(En only) Learning to classify anything with a hybrid model
Modern deep learning systems can accurately classify data with accuracy exceeding human capabilities in many different tasks. However, these systems are trained to maximise performance on a fixed dataset and therefore if, after deployed in the field, they encounter a new kind of data they have never seen, they can catastrophically fail.
One way to fix this problem is to reconsider the way machine learning models are trained in the first place. Instead of teaching them a fixed mapping of data to labels, we can teach them to learn to quickly associate new pieces of data with their corresponding information. To achieve this, we train the system in an episodic manner: every new round it needs to learn a novel association between data and labels. The faster it can reach high accuracy and the fewer examples it needs to correctly classify, the more reward it gains.

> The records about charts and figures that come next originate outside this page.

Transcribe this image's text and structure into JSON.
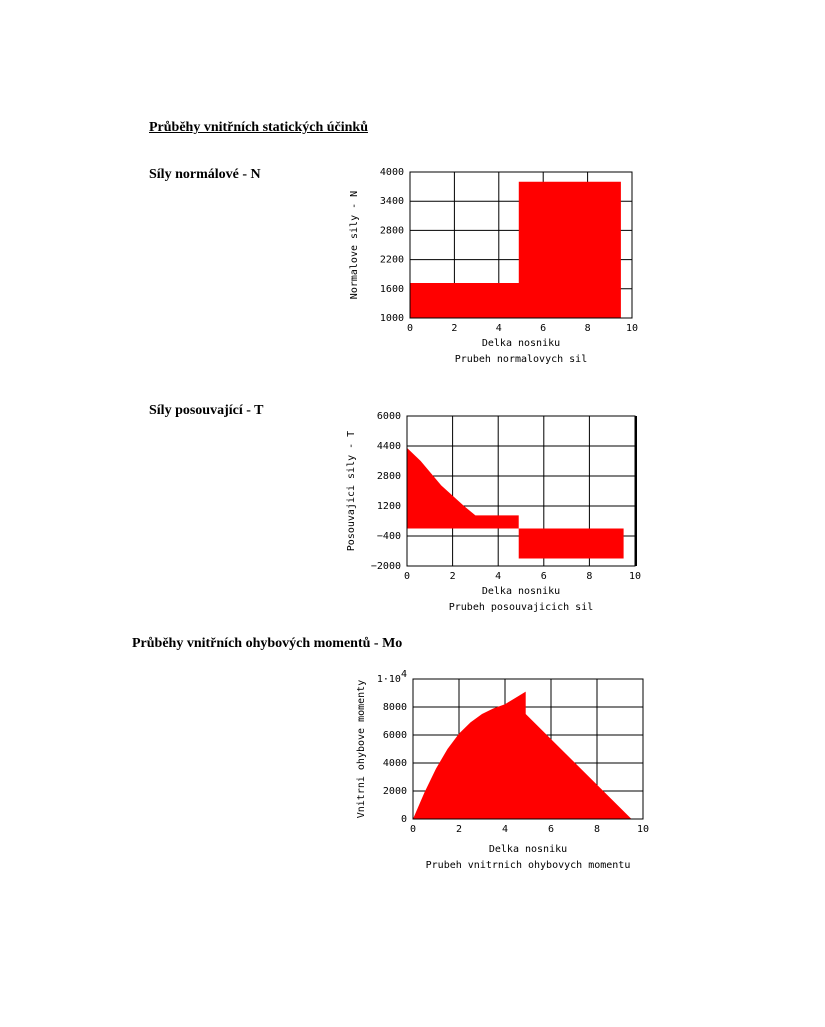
{
  "headings": {
    "main": "Průběhy vnitřních statických účinků",
    "normal": "Síly normálové - N",
    "shear": "Síly posouvající - T",
    "moment": "Průběhy vnitřních ohybových momentů - Mo"
  },
  "colors": {
    "fill": "#ff0000",
    "grid": "#000000"
  },
  "chart_data": [
    {
      "type": "area",
      "xlabel": "Delka nosniku",
      "ylabel": "Normalove sily - N",
      "caption": "Prubeh normalovych sil",
      "xlim": [
        0,
        10
      ],
      "ylim": [
        1000,
        4000
      ],
      "xticks": [
        0,
        2,
        4,
        6,
        8,
        10
      ],
      "yticks": [
        1000,
        1600,
        2200,
        2800,
        3400,
        4000
      ],
      "ytick_labels": [
        "1000",
        "1600",
        "2200",
        "2800",
        "3400",
        "4000"
      ],
      "grid": true,
      "baseline": 1000,
      "points": [
        [
          0,
          1720
        ],
        [
          4.9,
          1720
        ],
        [
          4.9,
          3800
        ],
        [
          9.5,
          3800
        ]
      ]
    },
    {
      "type": "area",
      "xlabel": "Delka nosniku",
      "ylabel": "Posouvajici sily - T",
      "caption": "Prubeh posouvajicich sil",
      "xlim": [
        0,
        10
      ],
      "ylim": [
        -2000,
        6000
      ],
      "xticks": [
        0,
        2,
        4,
        6,
        8,
        10
      ],
      "yticks": [
        -2000,
        -400,
        1200,
        2800,
        4400,
        6000
      ],
      "ytick_labels": [
        "−2000",
        "−400",
        "1200",
        "2800",
        "4400",
        "6000"
      ],
      "grid": true,
      "baseline": 0,
      "points": [
        [
          0,
          4300
        ],
        [
          0.6,
          3600
        ],
        [
          1.5,
          2300
        ],
        [
          2.5,
          1200
        ],
        [
          3,
          700
        ],
        [
          4.9,
          700
        ],
        [
          4.9,
          -1600
        ],
        [
          9.5,
          -1600
        ]
      ]
    },
    {
      "type": "area",
      "xlabel": "Delka nosniku",
      "ylabel": "Vnitrni ohybove momenty",
      "caption": "Prubeh vnitrnich ohybovych momentu",
      "xlim": [
        0,
        10
      ],
      "ylim": [
        0,
        10000
      ],
      "xticks": [
        0,
        2,
        4,
        6,
        8,
        10
      ],
      "yticks": [
        0,
        2000,
        4000,
        6000,
        8000,
        10000
      ],
      "ytick_labels": [
        "0",
        "2000",
        "4000",
        "6000",
        "8000",
        "1·10"
      ],
      "top_tick_exponent": "4",
      "grid": true,
      "baseline": 0,
      "points": [
        [
          0,
          0
        ],
        [
          0.5,
          1900
        ],
        [
          1,
          3600
        ],
        [
          1.5,
          5000
        ],
        [
          2,
          6100
        ],
        [
          2.5,
          6900
        ],
        [
          3,
          7500
        ],
        [
          3.5,
          7900
        ],
        [
          4,
          8200
        ],
        [
          4.5,
          8700
        ],
        [
          4.9,
          9100
        ],
        [
          4.9,
          7500
        ],
        [
          9.5,
          0
        ]
      ]
    }
  ]
}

For example, in the case of image classification we can train the system by taking an image dataset and reshuffling the class labels on each episode. We can then show it image-label pairs and test its accuracy after seeing a few examples.
Existing algorithms to perform this kind of task presuppose they are shown the context (a certain number of reference image/label pairs) at the beginning of the episode, and then only refer to that context until the end. This setup has two crucial limitations: the algorithm cannot improve its accuracy as it sees more data, and the context might be too big in some cases.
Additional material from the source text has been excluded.